Arrium voluntary administration means up to 8000 jobs are at risk in Australia
THE Federal Government has asked banks to allow Arrium to trade out of insolvency, with thousands of jobs now at risk.
THE Federal Government and Labor have urged banks to allow steelmaker Arrium to trade its way out of its difficulties, with up to 8000 Australian jobs on the line.
But the Opposition wants the government to go further and put in place a national steel plan.
The South Australia-based steelmaker and mining group was placed into voluntary administration on Thursday, threatening 1000 jobs in Whyalla, SA, which also puts at risk another 7000 jobs across the country.

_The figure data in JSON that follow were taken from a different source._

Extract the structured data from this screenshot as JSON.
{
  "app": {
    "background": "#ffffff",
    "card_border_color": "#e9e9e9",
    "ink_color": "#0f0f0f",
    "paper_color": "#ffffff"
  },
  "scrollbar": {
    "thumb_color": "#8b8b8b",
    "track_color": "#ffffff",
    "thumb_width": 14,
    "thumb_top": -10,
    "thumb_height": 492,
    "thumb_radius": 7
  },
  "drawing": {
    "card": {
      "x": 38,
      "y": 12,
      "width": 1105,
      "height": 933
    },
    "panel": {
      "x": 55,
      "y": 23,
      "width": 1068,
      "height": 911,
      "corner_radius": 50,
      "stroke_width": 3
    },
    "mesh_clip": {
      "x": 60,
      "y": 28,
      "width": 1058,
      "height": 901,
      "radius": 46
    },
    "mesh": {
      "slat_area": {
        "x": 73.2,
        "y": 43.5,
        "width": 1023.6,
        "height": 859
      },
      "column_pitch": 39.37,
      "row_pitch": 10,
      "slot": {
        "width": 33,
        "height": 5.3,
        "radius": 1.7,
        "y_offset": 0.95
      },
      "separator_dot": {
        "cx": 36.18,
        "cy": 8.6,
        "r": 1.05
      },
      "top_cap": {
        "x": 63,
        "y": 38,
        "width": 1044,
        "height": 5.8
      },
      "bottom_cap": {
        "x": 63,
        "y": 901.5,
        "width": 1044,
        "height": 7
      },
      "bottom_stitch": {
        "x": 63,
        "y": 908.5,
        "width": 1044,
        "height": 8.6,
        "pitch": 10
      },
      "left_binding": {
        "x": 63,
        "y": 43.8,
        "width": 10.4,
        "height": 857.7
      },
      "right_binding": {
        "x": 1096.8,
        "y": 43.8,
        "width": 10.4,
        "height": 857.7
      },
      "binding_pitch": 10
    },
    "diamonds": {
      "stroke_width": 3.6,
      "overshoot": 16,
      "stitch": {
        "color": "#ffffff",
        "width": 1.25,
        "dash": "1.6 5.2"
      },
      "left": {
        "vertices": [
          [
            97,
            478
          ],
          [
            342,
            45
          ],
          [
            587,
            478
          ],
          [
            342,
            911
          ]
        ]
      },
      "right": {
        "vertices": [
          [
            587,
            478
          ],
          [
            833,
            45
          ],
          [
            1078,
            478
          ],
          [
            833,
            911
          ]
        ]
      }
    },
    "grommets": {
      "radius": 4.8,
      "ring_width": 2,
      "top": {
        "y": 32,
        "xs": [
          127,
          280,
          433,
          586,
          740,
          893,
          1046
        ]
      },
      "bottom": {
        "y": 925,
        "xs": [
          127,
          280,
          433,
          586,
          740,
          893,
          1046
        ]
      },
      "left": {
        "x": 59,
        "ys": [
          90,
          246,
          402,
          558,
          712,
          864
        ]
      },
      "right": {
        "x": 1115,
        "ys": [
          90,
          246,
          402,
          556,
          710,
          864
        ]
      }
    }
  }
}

For the moment workers are still being paid and turning up for work at operations in SA, Queensland, NSW and Victoria.
Industry Minister Christopher Pyne, who is the most senior Liberal MP in SA, has urged Arrium’s lenders to give the company a break.
“The surest way for the banks to receive their money back from Arrium, the $2.8 billion that they owe their creditors, is for Arrium to trade out of its difficulties,” he told reporters in Sydney on Thursday.

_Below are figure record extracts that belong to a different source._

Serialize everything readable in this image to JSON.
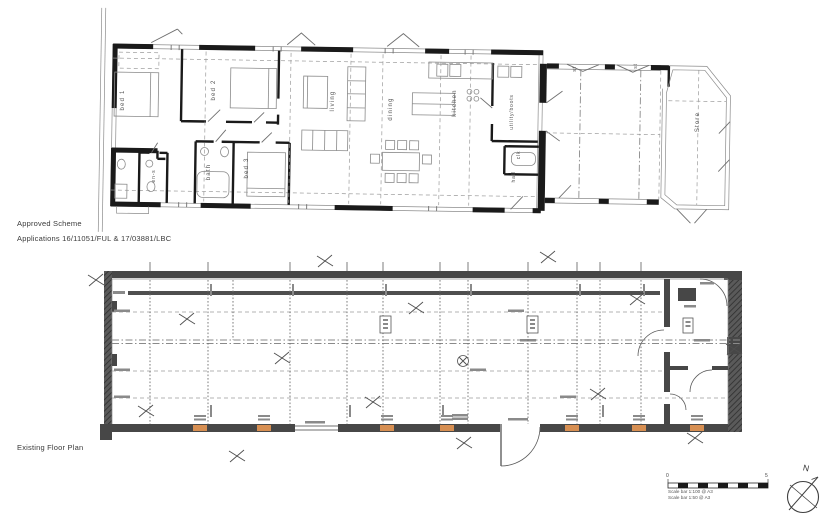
{
  "document": {
    "approved_scheme": {
      "title": "Approved Scheme",
      "applications": "Applications 16/11051/FUL & 17/03881/LBC",
      "rooms": {
        "bed1": "bed 1",
        "bed2": "bed 2",
        "bed3": "bed 3",
        "bath": "bath",
        "ens": "en-s",
        "living": "living",
        "dining": "dining",
        "kitchen": "kitchen",
        "utility": "utility/boots",
        "clk": "clk",
        "hall": "hall",
        "st1": "st",
        "st2": "st",
        "store": "Store"
      }
    },
    "existing_plan": {
      "title": "Existing Floor Plan"
    },
    "scale_bar": {
      "start": "0",
      "end": "5",
      "caption1": "Scale bar 1:100 @ A3",
      "caption2": "Scale bar 1:50 @ A3"
    },
    "north": {
      "label": "N"
    },
    "colors": {
      "paper": "#ffffff",
      "ink": "#3a3a3a",
      "wall_dark": "#474747",
      "line_gray": "#8c8c8c",
      "highlight_orange": "#d78f52"
    }
  }
}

The three main Arrium businesses could either break even or be profitable “in the right circumstances”, he said.
“Out of these ashes of Arrium could be a phoenix which will rise and provide the jobs and growth in the economy that we all want to see for the workers,” the minister said.
Mr Pyne said neither the company nor the administrator had asked the government for a direct bailout, but had sought measures to stem the impact of unfair foreign competition.

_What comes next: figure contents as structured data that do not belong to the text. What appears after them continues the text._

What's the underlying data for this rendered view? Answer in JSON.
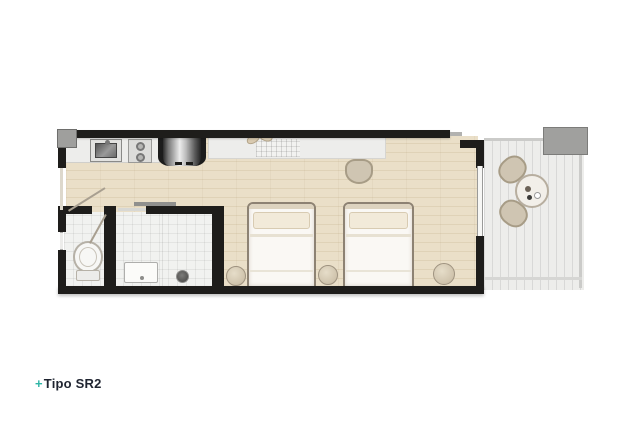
{
  "title": {
    "prefix": "+",
    "name": "Tipo SR2"
  },
  "colors": {
    "accent": "#2fb5a6",
    "title_text": "#1f2430",
    "wall": "#1e1d1b",
    "wood_floor": "#eadfc8",
    "tile_floor": "#f1f2f0",
    "balcony_floor": "#ededeb",
    "counter": "#ededeb",
    "furniture_beige": "#cfc5b2",
    "furniture_border": "#a79c86",
    "bed_linen": "#faf8f4",
    "pillow": "#f2ead9",
    "shaft_gray": "#9f9f9d",
    "planter_gray": "#a0a09e"
  },
  "floorplan": {
    "unit_label": "Tipo SR2",
    "rooms": [
      "kitchenette",
      "hall",
      "wc",
      "bathroom",
      "bedroom",
      "balcony"
    ],
    "furniture": [
      "kitchen-sink",
      "cooktop",
      "refrigerator",
      "kitchen-counter",
      "counter-desk",
      "dish-rack",
      "plant-decor",
      "desk-chair",
      "toilet",
      "bathroom-vanity",
      "shower-drain",
      "double-bed",
      "double-bed",
      "pouf",
      "pouf",
      "pouf",
      "balcony-table",
      "balcony-chair",
      "balcony-chair",
      "sliding-glass-door",
      "entry-door",
      "planter-box"
    ]
  }
}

Abolishing the carbon tax, anti-dumping measures and bringing forward the purchase of steel for the Adelaide-Tarcoola link of the trans-Australian railway had been of benefit.
Any further help would be done in a “very methodical, sensible, calm way, without politics”.
Opposition Leader Bill Shorten wrote to Prime Minister Malcolm Turnbull in February seeking bipartisan support for a strategy to shore up the Australian steel industry.
“Our thoughts are with Arrium’s workers and the entire Whyalla community at this time of uncertainty,” Mr Shorten said on Thursday.
A national steel plan would involve working with steel producers and their supply chains to maximise the use of Australian steel in government-funded infrastructure projects.
He called for the Australian Jobs Act — which gives local manufacturers the opportunity to win work on large Australian projects — to be kept in place.
And a local employment co-ordinator should be reinstated.
Labor industry spokesman Kim Carr said the dumping of cheap, substandard foreign steel was harming local makers and the government needed to “find the bottle” to fix the problem.
Greens senator Peter Whish-Wilson said Australia should take action in the World Trade Organisation.